A algunos los he llamado ya ayer noche y a otros hoy mismo, a fin de que se pongan en paz con el Señor y cesen de abusar de la Misericordia Divina, de ser piedra de escándalo para sus com­pañeros, pues no puede existir alianza alguna entre los hijos de Dios y los secuaces del demonio:

—Nulla est conventio Christi cum Belial.

Este es el último aviso que se les da.

Como ven, mis queridos jóvenes, mis recomendaciones pro­ceden de un sueño como todos los demás; con todo, hemos de dar gracias al Señor, que se sirve de este medio para hacernos conocer el estado de nuestra alma y cómo prodiga generosamen­te sus luces y sus gracias a aquellos que invocan con humildad su auxilio y asistencia en las necesidades de alma y cuerpo, quia Deus superbis resistit, humilibus autem dat gratiam.

[San] Juan Don Bosco escribe Don Bertono dio otras explicaciones particulares del sueño; pero es fácil comprender las enseñanzas en él encerradas. Dios, mientras estamos in hac lacrymarum valle, de la misma manera que el día alterna con la noche, tambien en la vida espiritual permite el paso de la luz a las tinieblas, y quien soporta con fe y humildad las épocas de oscuridad y de aparente abandono, ve también tornar la luz más viva y brillante en un espléndido arco iris tendido sobre el horizonte. Y si per­manece constante en la fe y en la humildad más profunda, el pensamiento orientado hacia Dios, llega a comprender cada vez con mayor claridad la propia nulidad y la sublime majestad de Dios y la belleza inefable del premio que nos tiene preparado, sintiendo siempre la necesidad de estar continuamente postrado ante su presencia implorando su infinita misericordia.

En cambio, el que, lleno de sí, descuida la vida interior, no pensando más que en las cosas terrenas y sin preocuparse de nada, pronto muere a la gracia y cae una y otra vez entre las ga­rras del monstruo infernal, que da vueltas continuamente como un león rugiente, para arrebatar las almas a Dios. Mientras que el que habitualmente vive unido a Dios en las pruebas más gra­ves, permanece en su gracia, porque Dios lo defiende con la espada desenvainada y goza de su auxilio acá abajo asegurándose el premio en el Paraíso.

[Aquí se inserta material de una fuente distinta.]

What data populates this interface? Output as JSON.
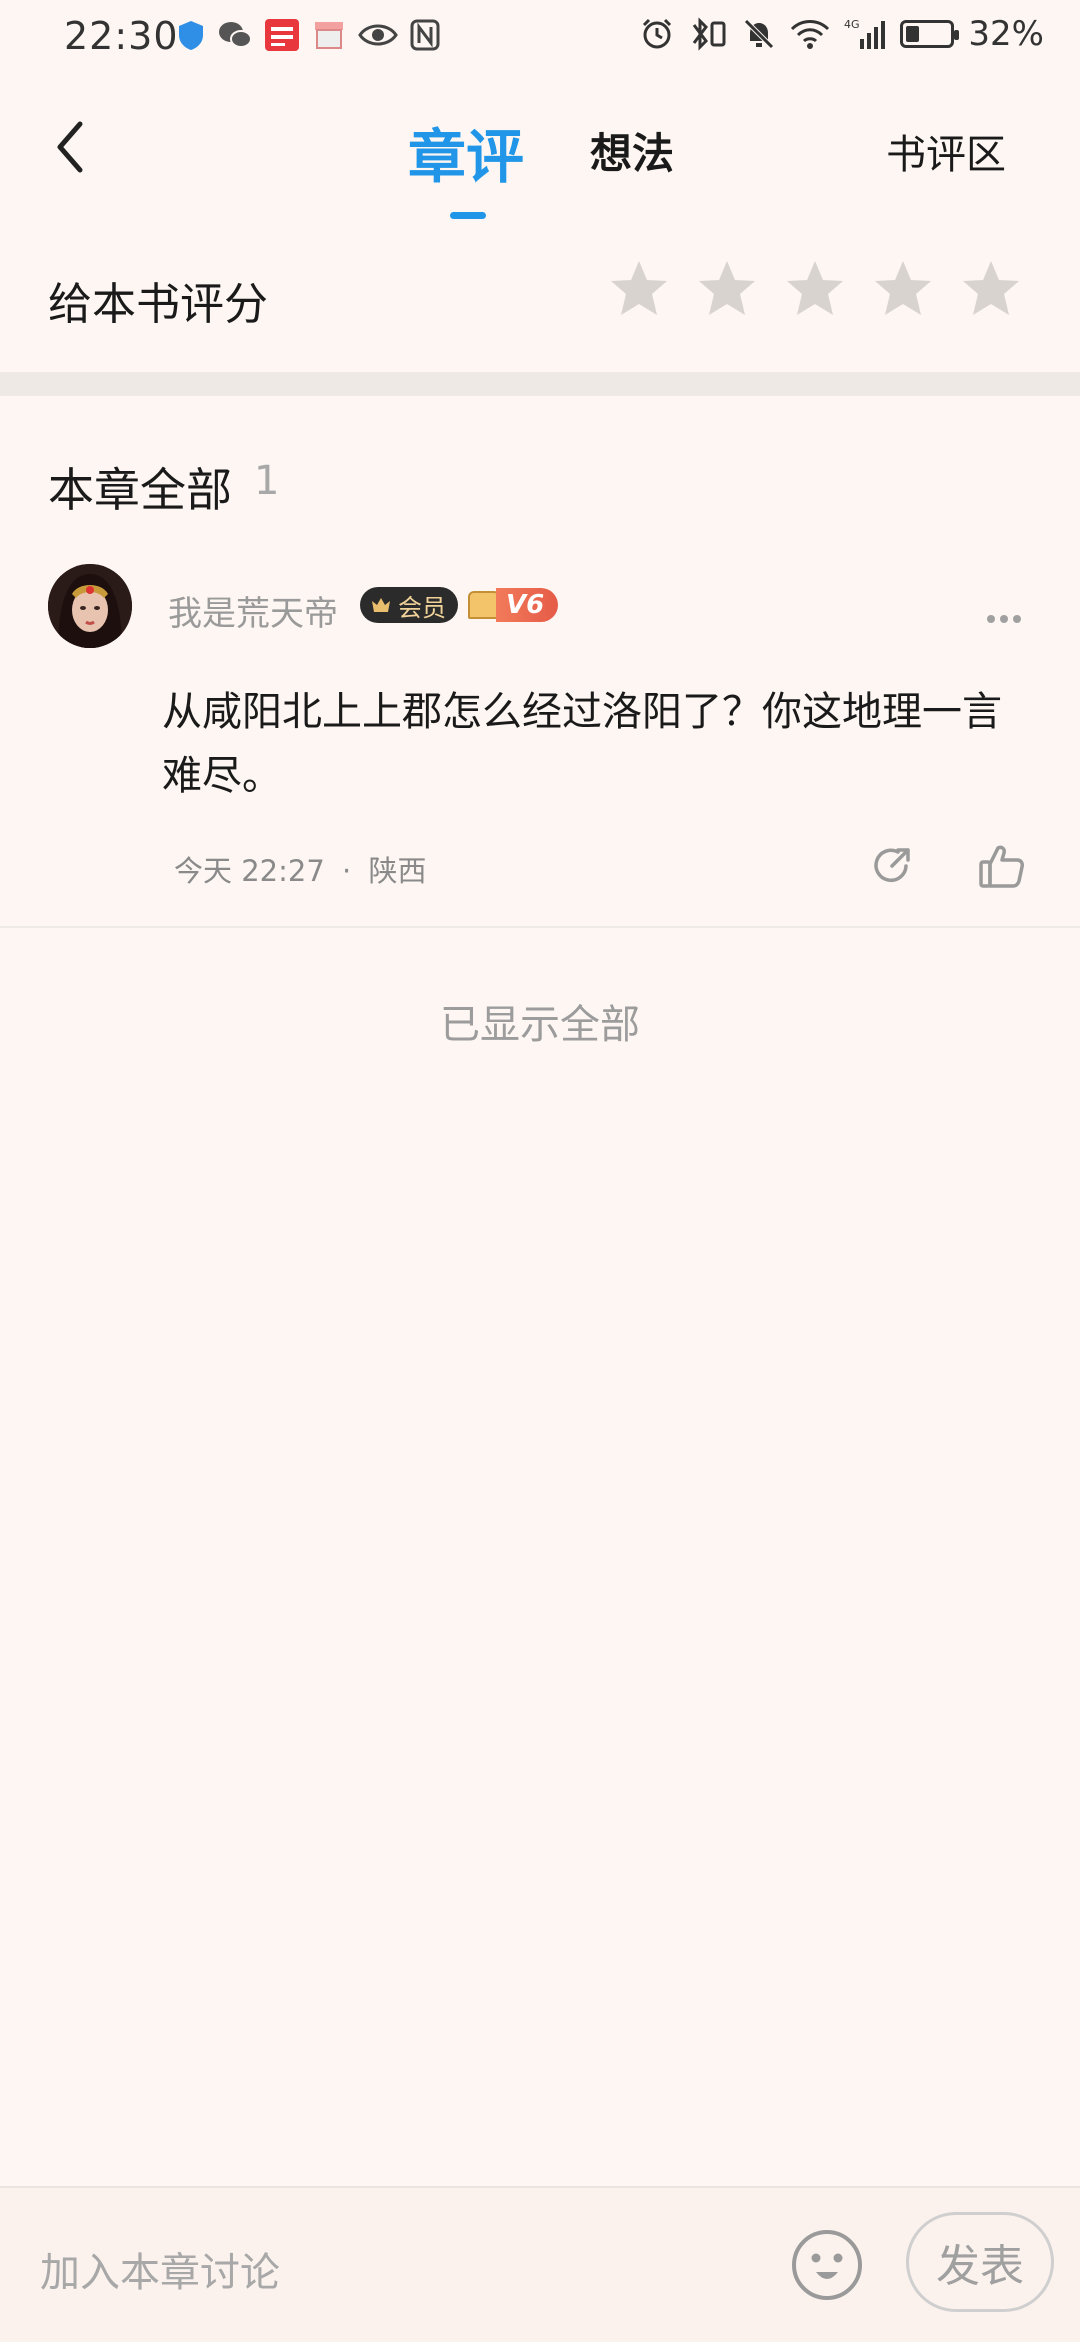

La humildad, por tanto, es el camino del cielo. Donde hay hu­mildad dice San Agustín, allí hay grandeza, porque el humilde está unido a Dios. Y la humildad no consiste en aparecer mezquino en el vestido, en el obrar, en el hablar; sino en estar postrado, con toda la mente, con todo el corazón, con toda el alma, en la presen­cia de Dios, convencidos de la propia nulidad e implorando de con­tinuo la misericordia divina.